A Feature-Based Mechano-Electric Finite Element Model of the Left Atrium With Pressure-to-Mitral-Flow Coupling

The modeling of complex biological systems requires many degrees of sophistication. Among them, we can enumerate heterogeneous tissue properties, a complex geometry that can be obtained only through proper imaging techniques and the interaction of the organ of interest with the surrounding structures. In the case of the left atrium, three physical domains govern its behavior: mechanical, electrical and fluidic.

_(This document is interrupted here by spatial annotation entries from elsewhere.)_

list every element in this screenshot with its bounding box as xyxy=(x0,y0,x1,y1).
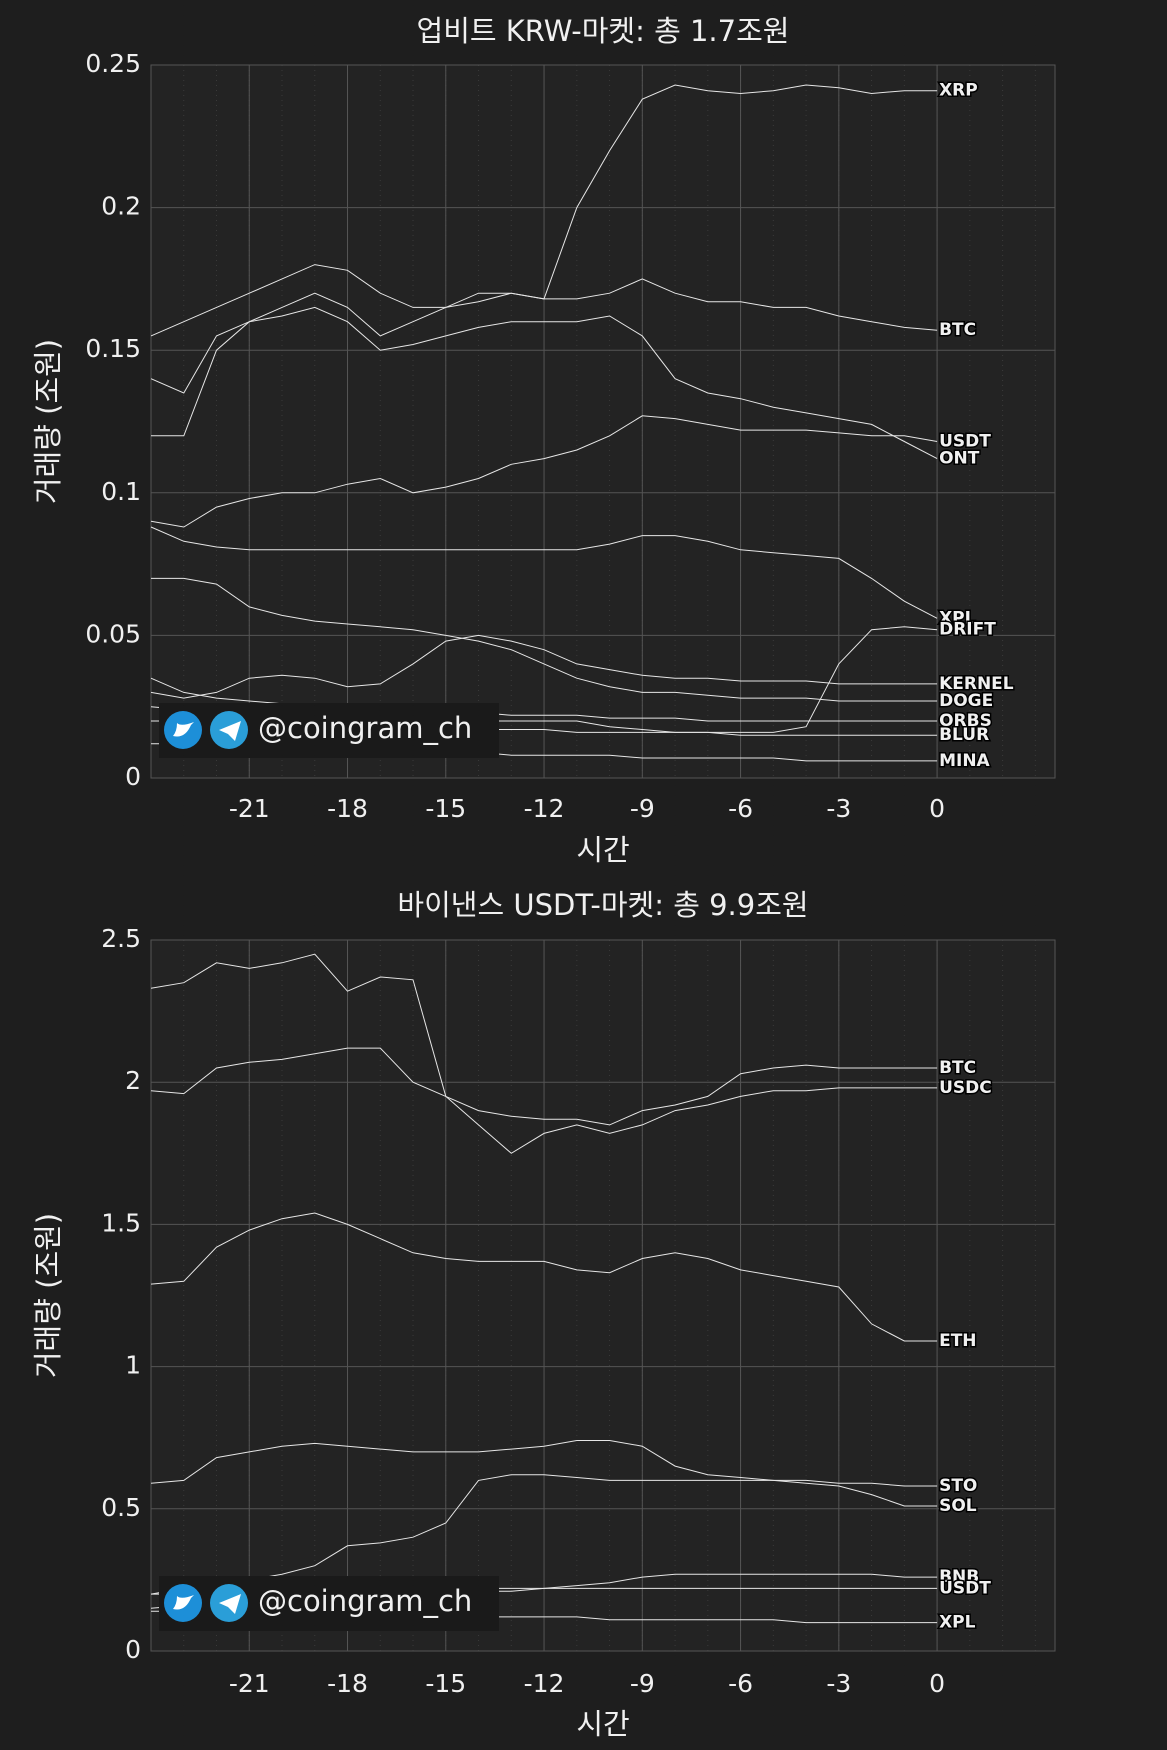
series-line xyxy=(150,1440,938,1487)
y-tick-label: 2 xyxy=(125,1066,141,1095)
y-tick-label: 0 xyxy=(125,762,141,791)
twitter-glyph xyxy=(173,722,194,737)
y-tick-label: 0.1 xyxy=(101,477,141,506)
series-label: ETH xyxy=(939,1331,976,1351)
x-tick-label: -15 xyxy=(425,1669,466,1698)
x-tick-label: -21 xyxy=(229,1669,270,1698)
series-label: SOL xyxy=(939,1496,977,1516)
x-tick-label: -3 xyxy=(826,1669,851,1698)
y-tick-label: 1 xyxy=(125,1351,141,1380)
plot-area xyxy=(150,939,1056,1652)
x-tick-label: -6 xyxy=(728,1669,753,1698)
series-label: BNB xyxy=(939,1567,979,1587)
x-tick-label: 0 xyxy=(929,794,945,823)
y-tick-label: 0.05 xyxy=(85,619,141,648)
series-line xyxy=(150,953,938,1154)
watermark-text: @coingram_ch xyxy=(258,1584,472,1618)
series-label: XPL xyxy=(939,608,976,628)
chart-title: 바이낸스 USDT-마켓: 총 9.9조원 xyxy=(397,888,808,922)
x-tick-label: -9 xyxy=(630,794,655,823)
x-axis-label: 시간 xyxy=(576,833,629,867)
x-tick-label: -3 xyxy=(826,794,851,823)
y-tick-label: 0.5 xyxy=(101,1493,141,1522)
series-label: BTC xyxy=(939,1058,976,1078)
y-axis-label: 거래량 (조원) xyxy=(31,1213,65,1378)
y-axis-label: 거래량 (조원) xyxy=(31,339,65,504)
x-tick-label: -21 xyxy=(229,794,270,823)
series-label: ORBS xyxy=(939,711,992,731)
y-tick-label: 1.5 xyxy=(101,1208,141,1237)
y-tick-label: 0.2 xyxy=(101,192,141,221)
twitter-glyph xyxy=(173,1595,194,1610)
series-label: DRIFT xyxy=(939,620,996,640)
series-label: KERNEL xyxy=(939,674,1014,694)
series-label: BLUR xyxy=(939,725,989,745)
series-line xyxy=(150,634,938,699)
series-label: USDT xyxy=(939,1578,991,1598)
series-label: ONT xyxy=(939,449,980,469)
series-line xyxy=(150,1474,938,1595)
watermark-text: @coingram_ch xyxy=(258,711,472,745)
series-line xyxy=(150,1212,938,1342)
y-tick-label: 2.5 xyxy=(101,924,141,953)
plot-area xyxy=(150,64,1056,779)
x-tick-label: -6 xyxy=(728,794,753,823)
x-tick-label: -9 xyxy=(630,1669,655,1698)
series-line xyxy=(150,264,938,337)
series-label: USDT xyxy=(939,431,991,451)
telegram-glyph xyxy=(219,1594,241,1614)
y-tick-label: 0.25 xyxy=(85,49,141,78)
series-label: XPL xyxy=(939,1613,976,1633)
series-line xyxy=(150,1047,938,1126)
y-tick-label: 0 xyxy=(125,1635,141,1664)
series-label: BTC xyxy=(939,320,976,340)
x-tick-label: -18 xyxy=(327,794,368,823)
telegram-glyph xyxy=(219,721,241,741)
series-label: MINA xyxy=(939,751,990,771)
x-axis-label: 시간 xyxy=(576,1707,629,1741)
x-tick-label: -15 xyxy=(425,794,466,823)
series-label: XRP xyxy=(939,81,978,101)
x-tick-label: -12 xyxy=(524,794,565,823)
series-line xyxy=(150,526,938,619)
x-tick-label: 0 xyxy=(929,1669,945,1698)
series-line xyxy=(150,415,938,528)
series-label: DOGE xyxy=(939,691,993,711)
y-tick-label: 0.15 xyxy=(85,334,141,363)
x-tick-label: -12 xyxy=(524,1669,565,1698)
series-line xyxy=(151,577,938,702)
series-label: STO xyxy=(939,1476,977,1496)
series-line xyxy=(150,306,938,460)
x-tick-label: -18 xyxy=(327,1669,368,1698)
series-label: USDC xyxy=(939,1078,992,1098)
chart-title: 업비트 KRW-마켓: 총 1.7조원 xyxy=(417,14,790,48)
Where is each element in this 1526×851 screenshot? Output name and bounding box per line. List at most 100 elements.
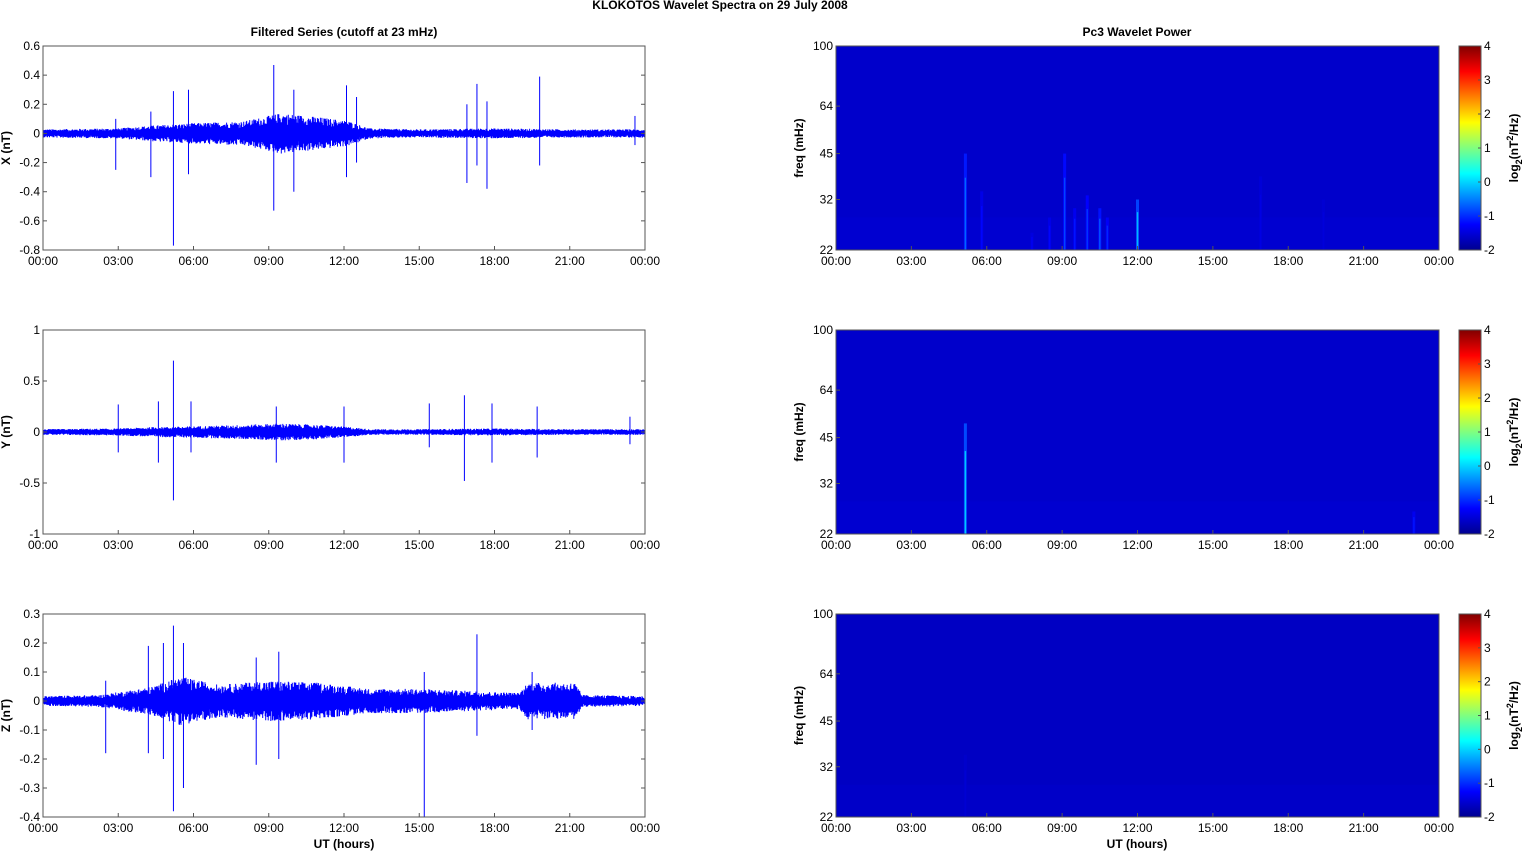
z-power-colorbar-tick-label: 1 (1484, 709, 1491, 723)
z-power-xtick-label: 12:00 (1122, 821, 1152, 835)
x-power-power-streak (1031, 237, 1033, 250)
y-series-ytick-label: 0.5 (23, 374, 40, 388)
x-power-colorbar-tick-label: -2 (1484, 243, 1495, 257)
x-power-power-streak (1099, 218, 1101, 250)
y-power-xtick-label: 12:00 (1122, 538, 1152, 552)
x-series-ytick-label: 0.6 (23, 39, 40, 53)
y-power-xtick-label: 03:00 (896, 538, 926, 552)
z-series-xtick-label: 15:00 (404, 821, 434, 835)
y-series-xtick-label: 00:00 (630, 538, 660, 552)
x-power-xtick-label: 15:00 (1198, 254, 1228, 268)
y-power-colorbar (1459, 330, 1481, 534)
y-power-power-background (836, 330, 1439, 534)
x-power-power-streak (1063, 177, 1066, 250)
x-power-xtick-label: 00:00 (821, 254, 851, 268)
x-power-power-streak (964, 177, 967, 250)
x-power-power-streak (1106, 225, 1109, 250)
x-series-plot-area (43, 46, 645, 250)
y-power-colorbar-tick-label: 2 (1484, 391, 1491, 405)
right-xlabel: UT (hours) (1107, 837, 1168, 851)
z-series-ytick-label: 0.3 (23, 607, 40, 621)
y-power-xtick-label: 00:00 (821, 538, 851, 552)
x-power-xtick-label: 21:00 (1349, 254, 1379, 268)
x-power-power-streak (981, 206, 983, 250)
figure-suptitle: KLOKOTOS Wavelet Spectra on 29 July 2008 (592, 0, 848, 12)
y-series-xtick-label: 15:00 (404, 538, 434, 552)
y-power-power-lowband (836, 501, 1439, 534)
x-series-xtick-label: 09:00 (254, 254, 284, 268)
x-series-xtick-label: 00:00 (28, 254, 58, 268)
y-power-xtick-label: 21:00 (1349, 538, 1379, 552)
z-series-ytick-label: 0.2 (23, 636, 40, 650)
z-power-xtick-label: 21:00 (1349, 821, 1379, 835)
z-series-xtick-label: 21:00 (555, 821, 585, 835)
x-power-colorbar-tick-label: -1 (1484, 209, 1495, 223)
x-series-xtick-label: 06:00 (178, 254, 208, 268)
y-power-power-streak (1413, 517, 1415, 534)
y-series-ytick-label: 1 (33, 323, 40, 337)
z-series-xtick-label: 09:00 (254, 821, 284, 835)
x-series-xtick-label: 12:00 (329, 254, 359, 268)
y-power-colorbar-tick-label: -1 (1484, 493, 1495, 507)
y-power-xtick-label: 00:00 (1424, 538, 1454, 552)
z-power-colorbar-tick-label: 2 (1484, 675, 1491, 689)
z-series-ylabel: Z (nT) (0, 699, 13, 732)
x-series-ytick-label: 0 (33, 126, 40, 140)
z-power-ytick-label: 22 (820, 810, 834, 824)
x-power-power-streak (1322, 212, 1325, 250)
x-power-colorbar-label: log2(nT2/Hz) (1505, 114, 1524, 183)
y-series-xtick-label: 12:00 (329, 538, 359, 552)
y-series-ylabel: Y (nT) (0, 415, 13, 449)
z-series-xtick-label: 18:00 (479, 821, 509, 835)
x-power-xtick-label: 12:00 (1122, 254, 1152, 268)
y-power-ytick-label: 45 (820, 431, 834, 445)
z-series-ytick-label: 0.1 (23, 665, 40, 679)
x-series-ytick-label: -0.4 (19, 185, 40, 199)
y-power-ytick-label: 64 (820, 383, 834, 397)
y-power-colorbar-tick-label: 1 (1484, 425, 1491, 439)
z-power-colorbar-label: log2(nT2/Hz) (1505, 681, 1524, 750)
y-series-ytick-label: 0 (33, 425, 40, 439)
x-power-power-streak (1086, 209, 1088, 250)
x-power-colorbar-tick-label: 0 (1484, 175, 1491, 189)
z-series-ytick-label: -0.2 (19, 752, 40, 766)
z-power-ytick-label: 100 (813, 607, 833, 621)
z-power-xtick-label: 03:00 (896, 821, 926, 835)
left-column-title: Filtered Series (cutoff at 23 mHz) (251, 25, 438, 39)
x-series-xtick-label: 15:00 (404, 254, 434, 268)
z-series-xtick-label: 03:00 (103, 821, 133, 835)
y-power-ytick-label: 100 (813, 323, 833, 337)
z-power-power-lowband (836, 784, 1439, 817)
z-power-power-streak (964, 770, 967, 817)
x-power-power-streak (1073, 218, 1076, 250)
x-series-xtick-label: 03:00 (103, 254, 133, 268)
y-power-xtick-label: 09:00 (1047, 538, 1077, 552)
x-power-colorbar-tick-label: 2 (1484, 107, 1491, 121)
y-power-colorbar-label: log2(nT2/Hz) (1505, 398, 1524, 467)
y-series-xtick-label: 00:00 (28, 538, 58, 552)
right-column-title: Pc3 Wavelet Power (1083, 25, 1192, 39)
y-power-ytick-label: 32 (820, 477, 834, 491)
z-power-xtick-label: 06:00 (972, 821, 1002, 835)
z-power-xtick-label: 09:00 (1047, 821, 1077, 835)
x-series-ylabel: X (nT) (0, 131, 13, 165)
y-series-xtick-label: 21:00 (555, 538, 585, 552)
y-series-ytick-label: -1 (29, 527, 40, 541)
z-power-colorbar-tick-label: 4 (1484, 607, 1491, 621)
x-power-ylabel: freq (mHz) (792, 118, 806, 177)
y-power-ytick-label: 22 (820, 527, 834, 541)
y-power-ylabel: freq (mHz) (792, 402, 806, 461)
z-power-colorbar (1459, 614, 1481, 817)
x-power-xtick-label: 09:00 (1047, 254, 1077, 268)
z-power-xtick-label: 15:00 (1198, 821, 1228, 835)
z-series-panel: -0.4 -0.3 -0.2 -0.1 0 0.1 0.2 0.3 00:00 03:00 06:0… (0, 607, 660, 835)
x-series-ytick-label: -0.2 (19, 156, 40, 170)
y-power-colorbar-tick-label: -2 (1484, 527, 1495, 541)
x-power-colorbar (1459, 46, 1481, 250)
z-power-colorbar-tick-label: 3 (1484, 641, 1491, 655)
x-series-ytick-label: 0.2 (23, 97, 40, 111)
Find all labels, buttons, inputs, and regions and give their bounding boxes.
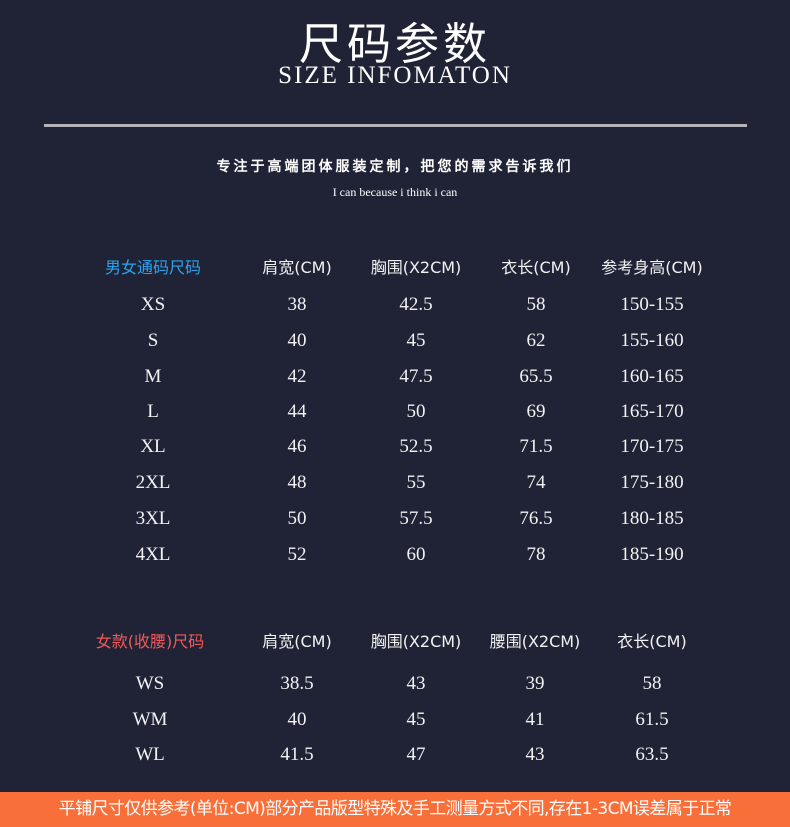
size-label: L: [147, 401, 159, 422]
table-cell: 38: [287, 294, 307, 315]
table-cell: 52.5: [399, 436, 433, 457]
size-label: XS: [140, 294, 166, 315]
column-header: 参考身高(CM): [601, 258, 703, 277]
table-cell: 44: [287, 401, 307, 422]
table-cell: 71.5: [519, 436, 553, 457]
table-cell: 39: [525, 673, 545, 694]
slogan: 专注于高端团体服装定制，把您的需求告诉我们: [216, 159, 574, 175]
table-cell: 38.5: [280, 673, 314, 694]
table-cell: 41.5: [280, 744, 314, 765]
table-cell: 185-190: [620, 544, 684, 565]
table-cell: 46: [287, 436, 307, 457]
table-cell: 58: [642, 673, 662, 694]
table-cell: 45: [406, 709, 426, 730]
table-cell: 57.5: [399, 508, 433, 529]
table-cell: 50: [287, 508, 307, 529]
table-cell: 42.5: [399, 294, 433, 315]
size-label: 4XL: [135, 544, 171, 565]
table-cell: 52: [287, 544, 307, 565]
size-label: 3XL: [135, 508, 171, 529]
column-header: 衣长(CM): [617, 632, 687, 651]
column-header: 男女通码尺码: [104, 258, 202, 277]
table-cell: 55: [406, 472, 426, 493]
table-cell: 180-185: [620, 508, 684, 529]
table-cell: 165-170: [620, 401, 684, 422]
footer-note: 平铺尺寸仅供参考(单位:CM)部分产品版型特殊及手工测量方式不同,存在1-3CM…: [0, 792, 790, 827]
size-label: XL: [140, 436, 166, 457]
motto: I can because i think i can: [332, 185, 458, 199]
table-cell: 175-180: [620, 472, 684, 493]
column-header: 肩宽(CM): [262, 258, 332, 277]
divider: [44, 124, 747, 127]
table-cell: 40: [287, 709, 307, 730]
table-cell: 78: [526, 544, 546, 565]
table-cell: 160-165: [620, 366, 684, 387]
table-cell: 63.5: [635, 744, 669, 765]
table-cell: 45: [406, 330, 426, 351]
table-cell: 43: [406, 673, 426, 694]
column-header: 女款(收腰)尺码: [95, 632, 205, 651]
table-cell: 58: [526, 294, 546, 315]
column-header: 腰围(X2CM): [489, 632, 581, 651]
table-cell: 48: [287, 472, 307, 493]
table-cell: 50: [406, 401, 426, 422]
size-label: 2XL: [135, 472, 171, 493]
table-cell: 47.5: [399, 366, 433, 387]
page-title: 尺码参数: [299, 19, 491, 70]
size-label: WS: [135, 673, 165, 694]
size-label: M: [144, 366, 162, 387]
table-cell: 170-175: [620, 436, 684, 457]
table-cell: 41: [525, 709, 545, 730]
column-header: 胸围(X2CM): [370, 632, 462, 651]
table-cell: 76.5: [519, 508, 553, 529]
column-header: 肩宽(CM): [262, 632, 332, 651]
table-cell: 69: [526, 401, 546, 422]
size-label: WL: [135, 744, 165, 765]
table-cell: 62: [526, 330, 546, 351]
table-cell: 155-160: [620, 330, 684, 351]
table-cell: 40: [287, 330, 307, 351]
column-header: 胸围(X2CM): [370, 258, 462, 277]
table-cell: 43: [525, 744, 545, 765]
table-cell: 150-155: [620, 294, 684, 315]
size-label: WM: [132, 709, 168, 730]
page-subtitle: SIZE INFOMATON: [278, 62, 512, 89]
table-cell: 60: [406, 544, 426, 565]
size-label: S: [147, 330, 159, 351]
table-cell: 42: [287, 366, 307, 387]
table-cell: 74: [526, 472, 546, 493]
table-cell: 65.5: [519, 366, 553, 387]
table-cell: 61.5: [635, 709, 669, 730]
table-cell: 47: [406, 744, 426, 765]
column-header: 衣长(CM): [501, 258, 571, 277]
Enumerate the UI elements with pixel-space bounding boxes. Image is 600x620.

Different mechanical conditions, in terms of stresses and consequent strains, affect the electrical activity occurring across the tissue, and jointly, the mechanical and electrical activities regulate the correct and timely contraction of the chamber. A strongly coupled mechano-electrical model of the atrial chamber cannot be accomplished without accounting for the directional heterogeneity of the tissue, because both the electrical and the mechanical properties of the tissue are not isotropic. The fluid entering from the pulmonary veins during the filling phase of the atrium causes the pressure in the atrium to rise until the difference between the pressure in the ventricular and atrial chamber is negative (higher atrial pressure) and the mitral valve opens. After the opening of the valve, two distinct emptying phases ensue, a passive and an active one. During the passive emptying phase the pressure in the ventricle slowly rises, affecting the flow through the valve itself. During the active phase, the contraction of the atrium walls causes the pressure in the atrium to rise. Our laboratory has developed a finite element dynamic mechano-electric model of the left atrium behavior starting from multi-detector computed tomography images. We accounted for the directional heterogeneity of the tissue because both the electrical and the mechanical properties of the tissue are not isotropic. As a first step, we modeled the effect of the blood flow in the atrium (fluidic domain) by assuming a temporally varying pressure across the cardiac cycle. In spite of this assumption, i.e. of a “dry” pressure-driven model, we cannot ignore the contribution to the presence of the left ventricle downstream of the mitral valve. In fact, the ventricular pressure counteracts the volume decrease due to the passive and active emptying on the atrial chamber. Moreover, during the active phase of the atrium cycle, the atrial pressure rises in response to the resistance of the mitral flow to time changes (c wave).